Handle The Proof: Partida Tequila
Well, he knew Mexico's most famous legal export ranked as the fastest growing product in the spirit category and that American consumers led the way. He also had a pretty good handle on the nation's tastes. Otherwise, not much.
But he sent someone south of the border to investigate, worked a deal with an old agave farmer and set about distilling one of the best tequilas I've tried.
Partida--the name defers to the old farmer, Enrique Partida--shows a lot of maturity for such a young product line. The reposado sends salted caramel and floral notes to the nose and develops into spice, dry grass and fruit on the palate. Yet it is an extraordinarily smooth sipping spirt, aged six months in American oak that previously contained Jack Daniel's. Apparently the sweet residue calms agave's desire to burn.
The anejo's aroma promises very little, carrying the same floral notes above a hint of sweet grass. But it really opens to the taste: Butterscotch fading into banana with hints of bitter chocolate and a long finish resembling candied pineapple--none of which upsets the equally powerful sensation that you are drinking tequila.
Only the smoky flavor is missing...although you don't really miss it.

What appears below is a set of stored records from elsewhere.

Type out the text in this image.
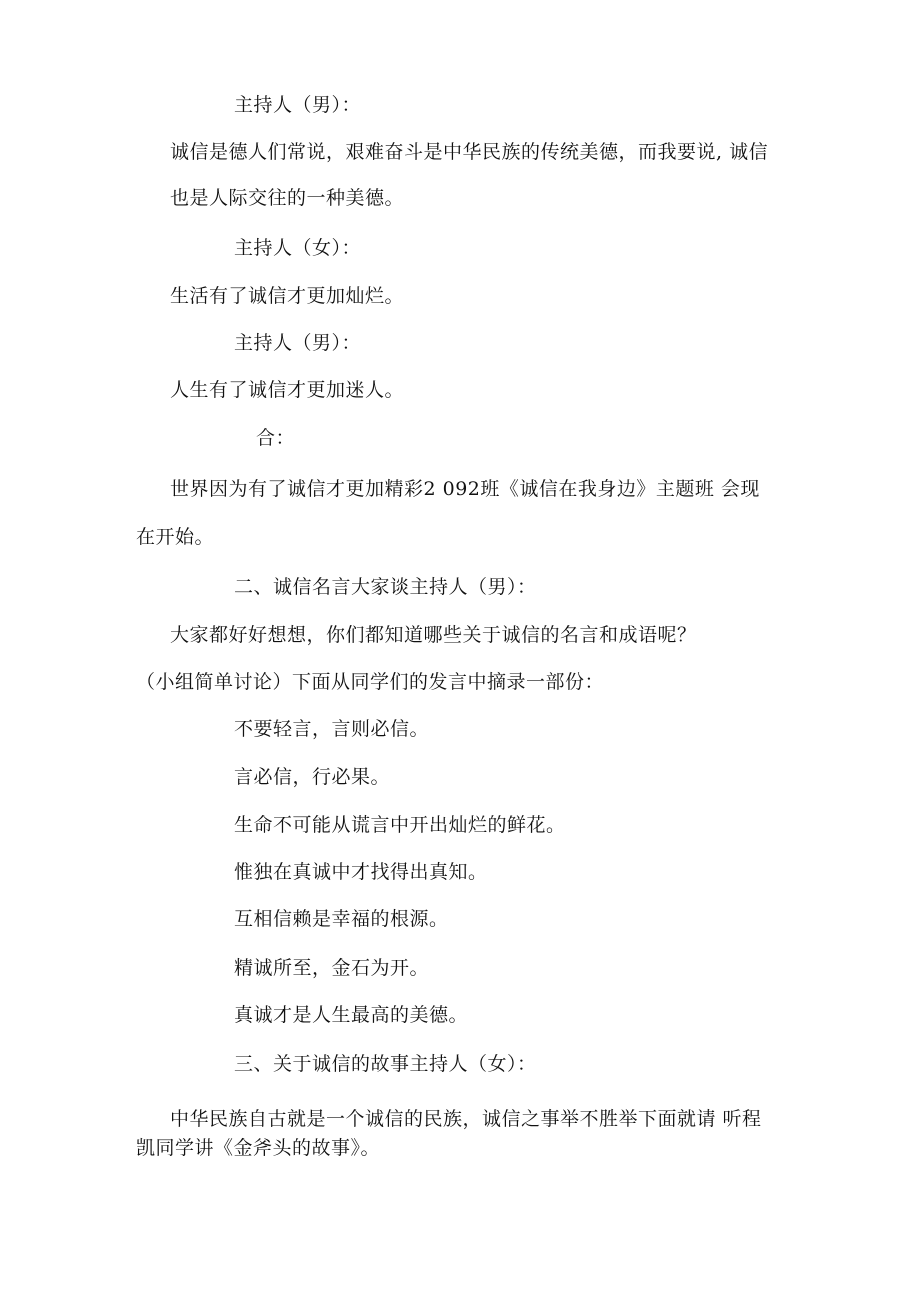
主持人（男）：
诚信是德人们常说，艰难奋斗是中华民族的传统美德，而我要说, 诚信
也是人际交往的一种美德。
主持人（女）：
生活有了诚信才更加灿烂。
主持人（男）：
人生有了诚信才更加迷人。
合：
世界因为有了诚信才更加精彩2 092班《诚信在我身边》主题班 会现
在开始。
二、诚信名言大家谈主持人（男）：
大家都好好想想，你们都知道哪些关于诚信的名言和成语呢？
（小组简单讨论）下面从同学们的发言中摘录一部份：
不要轻言，言则必信。
言必信，行必果。
生命不可能从谎言中开出灿烂的鲜花。
惟独在真诚中才找得出真知。
互相信赖是幸福的根源。
精诚所至，金石为开。
真诚才是人生最高的美德。
三、关于诚信的故事主持人（女）：
中华民族自古就是一个诚信的民族，诚信之事举不胜举下面就请 听程
凯同学讲《金斧头的故事》。
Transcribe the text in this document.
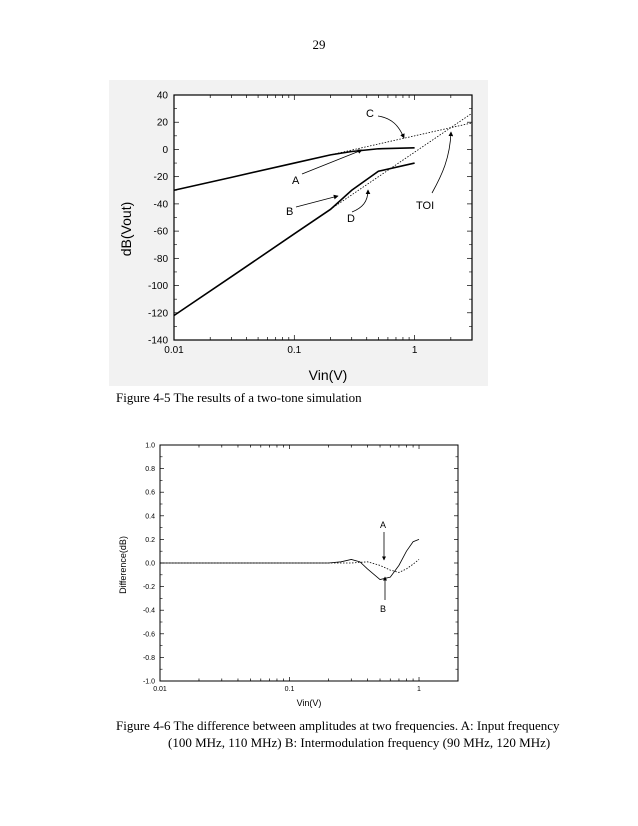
29
0.01	0.1	1
40
20
0
-20
-40
-60
-80
-100
-120
-140
A
B
C
D
TOI
Vin(V)
dB(Vout)
0.01	0.1	1
1.0
0.8
0.6
0.4
0.2
0.0
-0.2
-0.4
-0.6
-0.8
-1.0
A
B
Vin(V)
Difference(dB)
Figure 4-5 The results of a two-tone simulation
Figure 4-6 The difference between amplitudes at two frequencies. A: Input frequency
(100 MHz, 110 MHz) B: Intermodulation frequency (90 MHz, 120 MHz)
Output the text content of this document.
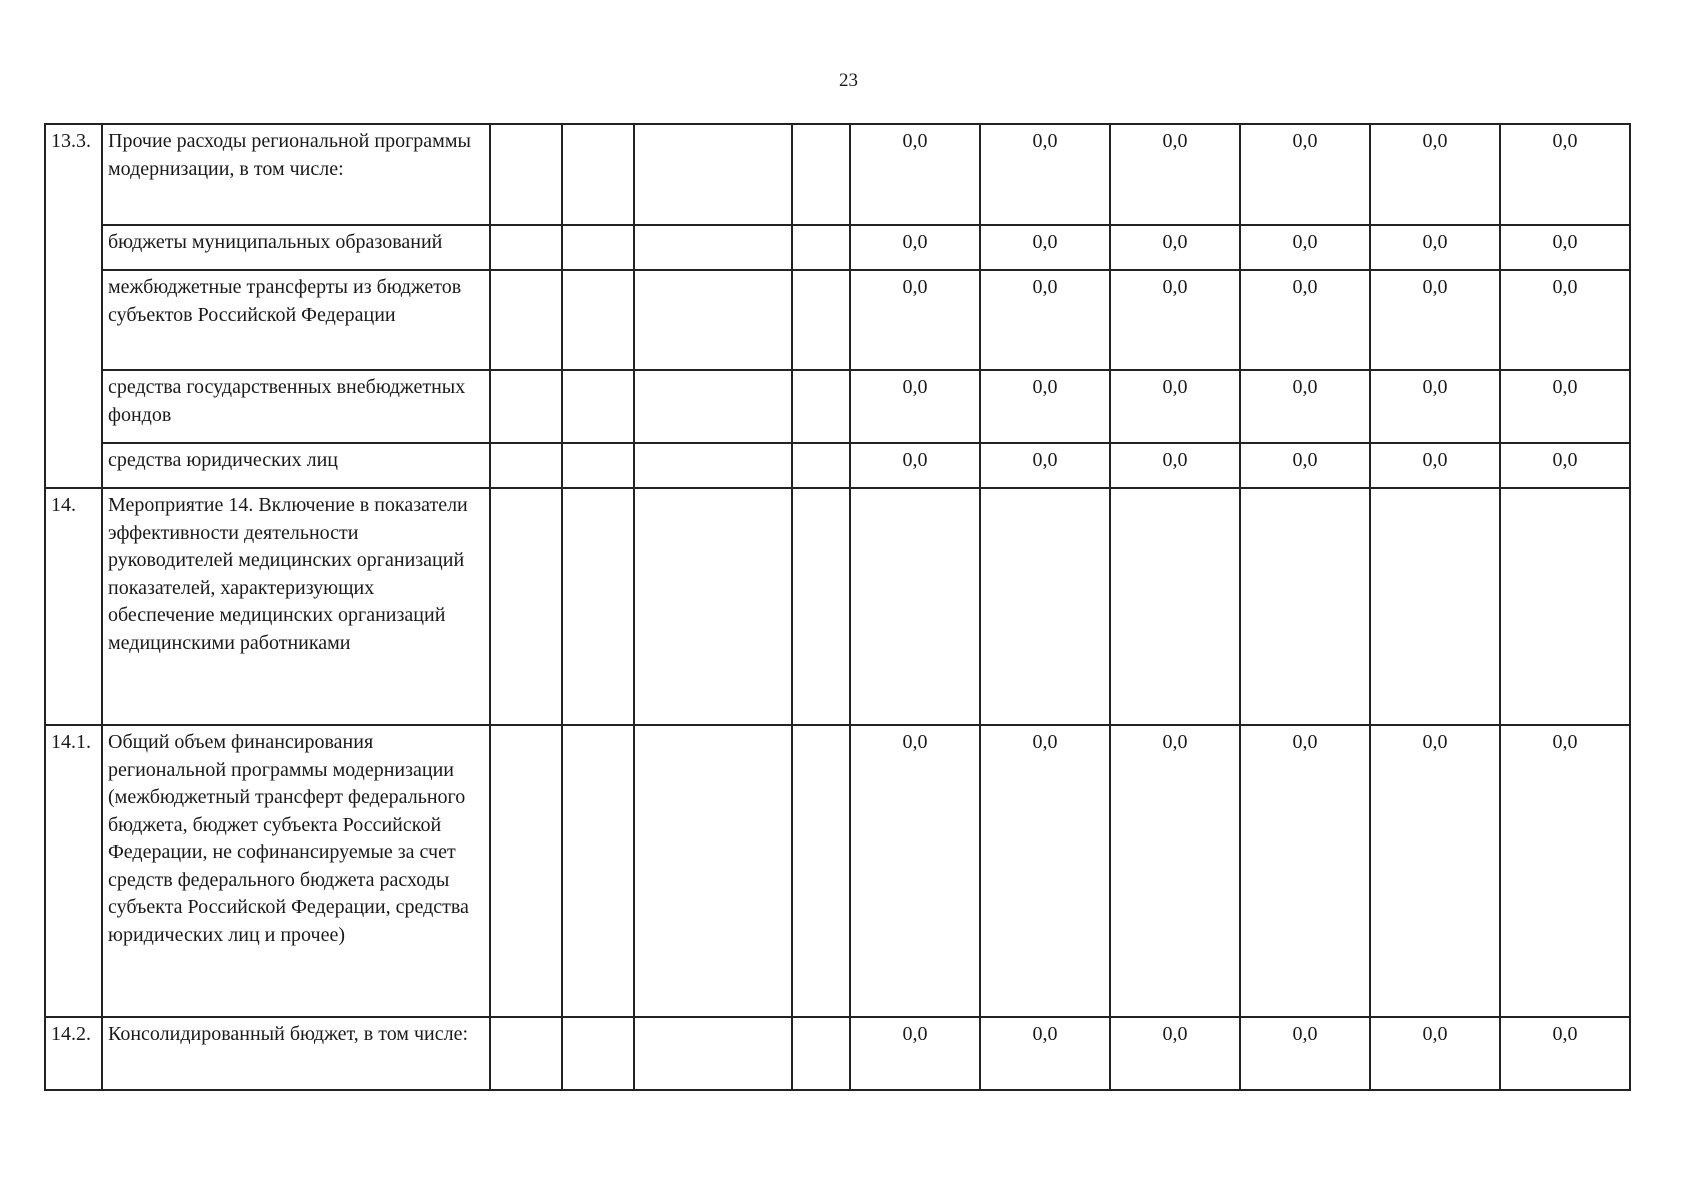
23
13.3.	Прочие расходы региональной программы модернизации, в том числе:					0,0	0,0	0,0	0,0	0,0	0,0
	бюджеты муниципальных образований					0,0	0,0	0,0	0,0	0,0	0,0
	межбюджетные трансферты из бюджетов субъектов Российской Федерации					0,0	0,0	0,0	0,0	0,0	0,0
	средства государственных внебюджетных фондов					0,0	0,0	0,0	0,0	0,0	0,0
	средства юридических лиц					0,0	0,0	0,0	0,0	0,0	0,0
14.	Мероприятие 14. Включение в показатели эффективности деятельности руководителей медицинских организаций показателей, характеризующих обеспечение медицинских организаций медицинскими работниками										
14.1.	Общий объем финансирования региональной программы модернизации (межбюджетный трансферт федерального бюджета, бюджет субъекта Российской Федерации, не софинансируемые за счет средств федерального бюджета расходы субъекта Российской Федерации, средства юридических лиц и прочее)					0,0	0,0	0,0	0,0	0,0	0,0
14.2.	Консолидированный бюджет, в том числе:					0,0	0,0	0,0	0,0	0,0	0,0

Partida cooks the agave pinas in a stainless steel oven rather than the traditional hearths for a cleaner base character, one that allows the taste of agave through. Using oak barrels from Jack Daniel's imparts a burnished sweetness that seems to blend nicely into this base.
Shansby and his cohorts put five years and $30 million into the product before bringing it to market. And they make everything from the stopper to the tequila in Mexico. There's a downside, but it resides outside of the spirit itself.
The team went through 600 examples of potential bottles before selecting one they thought would appeal to American tastes. That's right, 600--which makes it yet another visibly pretentious brand.
But it tastes like one great tequila, so you might not mind.